Last week I read two articles, each in a different magazine, about how to celebrate Mother’s Day all month long.
The first was “Thirty-One Ways to Indulge Yourself,” a day by day guide through the month of May, “because no one ever takes care of you.” I read through the calendar, at first smiling and sighing a little, but gradually growing more and more perturbed. The list included things like, “Hire a handyman for a day to do all those chores your husband never gets to.” “Go for a massage, at least a full half-hour appointment.” “Get a pedicure and buy at least two new colors of nail polish.” “Buy yourself a new piece of jewelry.” I added up the entire list—readers were encouraged to do it all—and even estimating low (like costume jewelry instead of the real thing), I came up with a total of nearly $1000.00.
A thousand dollars in one month would have made a mortgage payment, bought the groceries, AND paid the gasoline and electric bills when my children were still at home.
I am a mother--I understand that, as a general rule, mothers are overworked. I tell every young couple that they should realize from the get-go that every young mother is always tired from the double whammy of pregnancy and delivery, followed by the constant care of a little person who does not understand schedules yet, and every young father always feels stressed from the realization that he is now responsible not only for another body, but as spiritual leader of the home, another soul as well. In addition he is constantly bewildered by his young wife’s raging hormones, hormones she herself is disconcerted by and trying to control. This is the nature of the job you have taken upon yourselves. The whole process can be overwhelming. But no one has the right to bankrupt her family because she is feeling weary.
The other magazine article was deceptively similar. However, the words “almost free” and “for real moms” were also in the title. Rather than 31 items laid out on a calendar, one for every day of the month, it was a list of 23 to choose from. Evidently this writer understood that “real moms” have neither the time nor money to play every day.

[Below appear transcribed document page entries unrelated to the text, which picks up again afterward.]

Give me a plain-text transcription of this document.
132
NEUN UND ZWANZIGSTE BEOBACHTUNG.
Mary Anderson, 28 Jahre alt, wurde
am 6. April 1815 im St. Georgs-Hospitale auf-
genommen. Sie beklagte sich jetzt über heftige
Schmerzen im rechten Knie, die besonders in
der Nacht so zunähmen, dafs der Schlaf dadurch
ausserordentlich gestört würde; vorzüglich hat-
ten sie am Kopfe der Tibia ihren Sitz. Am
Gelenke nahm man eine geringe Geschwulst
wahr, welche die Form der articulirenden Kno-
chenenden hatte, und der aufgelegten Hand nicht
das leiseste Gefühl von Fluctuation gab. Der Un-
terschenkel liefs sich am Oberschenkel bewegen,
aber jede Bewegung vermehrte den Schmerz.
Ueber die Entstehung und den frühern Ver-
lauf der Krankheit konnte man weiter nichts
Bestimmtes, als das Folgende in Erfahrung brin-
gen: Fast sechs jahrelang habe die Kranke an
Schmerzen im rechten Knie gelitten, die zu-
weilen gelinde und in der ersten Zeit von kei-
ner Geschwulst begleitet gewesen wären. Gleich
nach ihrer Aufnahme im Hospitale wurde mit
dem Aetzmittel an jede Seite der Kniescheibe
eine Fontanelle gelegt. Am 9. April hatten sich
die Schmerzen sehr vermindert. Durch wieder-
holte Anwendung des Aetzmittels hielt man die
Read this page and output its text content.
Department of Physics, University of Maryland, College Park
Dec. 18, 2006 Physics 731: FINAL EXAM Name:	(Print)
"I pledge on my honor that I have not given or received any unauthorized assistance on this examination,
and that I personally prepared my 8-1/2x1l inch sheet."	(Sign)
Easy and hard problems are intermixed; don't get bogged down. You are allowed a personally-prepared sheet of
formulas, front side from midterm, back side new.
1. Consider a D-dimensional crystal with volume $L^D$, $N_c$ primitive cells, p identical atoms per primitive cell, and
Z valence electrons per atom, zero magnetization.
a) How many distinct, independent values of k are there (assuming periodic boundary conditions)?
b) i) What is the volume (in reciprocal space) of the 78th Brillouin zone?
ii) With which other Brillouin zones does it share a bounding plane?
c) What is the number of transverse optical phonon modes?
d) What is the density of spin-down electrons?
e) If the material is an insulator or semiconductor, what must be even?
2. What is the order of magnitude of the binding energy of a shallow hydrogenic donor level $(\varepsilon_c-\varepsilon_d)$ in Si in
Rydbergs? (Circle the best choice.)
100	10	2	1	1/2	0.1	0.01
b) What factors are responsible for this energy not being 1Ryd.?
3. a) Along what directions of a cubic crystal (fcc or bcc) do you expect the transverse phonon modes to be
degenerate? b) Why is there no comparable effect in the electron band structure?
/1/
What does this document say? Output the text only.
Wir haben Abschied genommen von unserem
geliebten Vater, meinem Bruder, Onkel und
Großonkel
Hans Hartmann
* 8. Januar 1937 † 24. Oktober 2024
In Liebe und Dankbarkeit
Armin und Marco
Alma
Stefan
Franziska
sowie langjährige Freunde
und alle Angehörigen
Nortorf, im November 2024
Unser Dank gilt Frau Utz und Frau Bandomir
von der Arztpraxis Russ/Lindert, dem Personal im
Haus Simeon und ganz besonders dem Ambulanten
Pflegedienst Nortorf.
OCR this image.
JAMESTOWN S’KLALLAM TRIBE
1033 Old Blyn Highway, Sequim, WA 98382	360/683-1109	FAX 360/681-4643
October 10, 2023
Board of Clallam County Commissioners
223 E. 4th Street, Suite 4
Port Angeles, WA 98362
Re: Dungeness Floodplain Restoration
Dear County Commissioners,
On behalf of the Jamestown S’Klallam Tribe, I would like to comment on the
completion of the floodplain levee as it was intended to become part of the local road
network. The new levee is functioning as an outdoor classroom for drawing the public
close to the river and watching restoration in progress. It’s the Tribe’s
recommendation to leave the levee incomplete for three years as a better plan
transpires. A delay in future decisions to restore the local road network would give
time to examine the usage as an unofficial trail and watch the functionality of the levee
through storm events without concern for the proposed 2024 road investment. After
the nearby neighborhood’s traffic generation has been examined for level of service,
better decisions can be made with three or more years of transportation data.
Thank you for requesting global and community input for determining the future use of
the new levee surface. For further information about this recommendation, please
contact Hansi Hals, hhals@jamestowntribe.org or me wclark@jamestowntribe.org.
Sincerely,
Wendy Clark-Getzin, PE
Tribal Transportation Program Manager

What did they include? “Free up the driveway and create some elaborate chalk art with your children.” “Catch fireflies, minnows, or other tinies in a clean jar; take a good long look and maybe a photo or two, then let them go.” “Declare a spa day with your kids, sipping smoothies by the (wading) pool, and giving each other manis and pedis.” “Draw a comic book together, then make copies so the kids can share them with their friends.” Are you noticing a difference here?
Now let me add this bit of information to the mix. One article was in Parenting. The other was in a quarterly publication put out for customers of the grocery chain Lucas worked for at the time. This is obvious, right? The “experts” understand that young parents first, live on a budget, and second, need encouragement and suggestions for how to spend more “quality” time (I hate that phrase!) with their children, teaching them such things as core values and priorities, and the other magazine was interested in boosting retail sales during a sagging economy. Wrong. Parenting is the magazine suggesting that all young mothers go out and spend a good chunk of the family’s income pampering themselves for a solid month. I am actually proud of Lucas’s company. If I still had children at home, we would have probably done quite a few of the things they suggested. The total cost for the whole list was about $10, and it also included some volunteer work.
Now is it any wonder that elders and preachers regularly warn the church about non-Christian counselors, therapists, and mentors? Is it any wonder that the average family is falling apart at the seams and couples are deep in debt? Can you understand why this is also affecting the church?
Parenting is a commitment just as much as Christianity is. God has entrusted precious souls to you, and He expects them returned in good shape, better in fact than when He gave them to you. A mother, or father for that matter, who folds when it requires sacrifice—major sacrifice—is not worthy of the name.
When you become a parent, it is surprising how fast the feelings overwhelm you. Love for your child is not just strong, it is fierce. At least it should be. It is exactly that fierceness that keeps you going when you lose sleep, when your body aches, and when your heart breaks because of the trials of parenting. Nothing in this world is worth losing your child or his soul. That is what the so-called experts need to be teaching us these days. We already have enough selfish people out there who want the title without doing the job.
Can a woman forget her sucking child that she should not have compassion on the son of her womb?…As a father pities his children, so Jehovah pities those who fear him…If you then, being evil, know how to give good gifts to your children, how much more shall your father who is in Heaven, give good things to those that ask him, Isa 49:15; Psalm 103:13; Matt 7:11.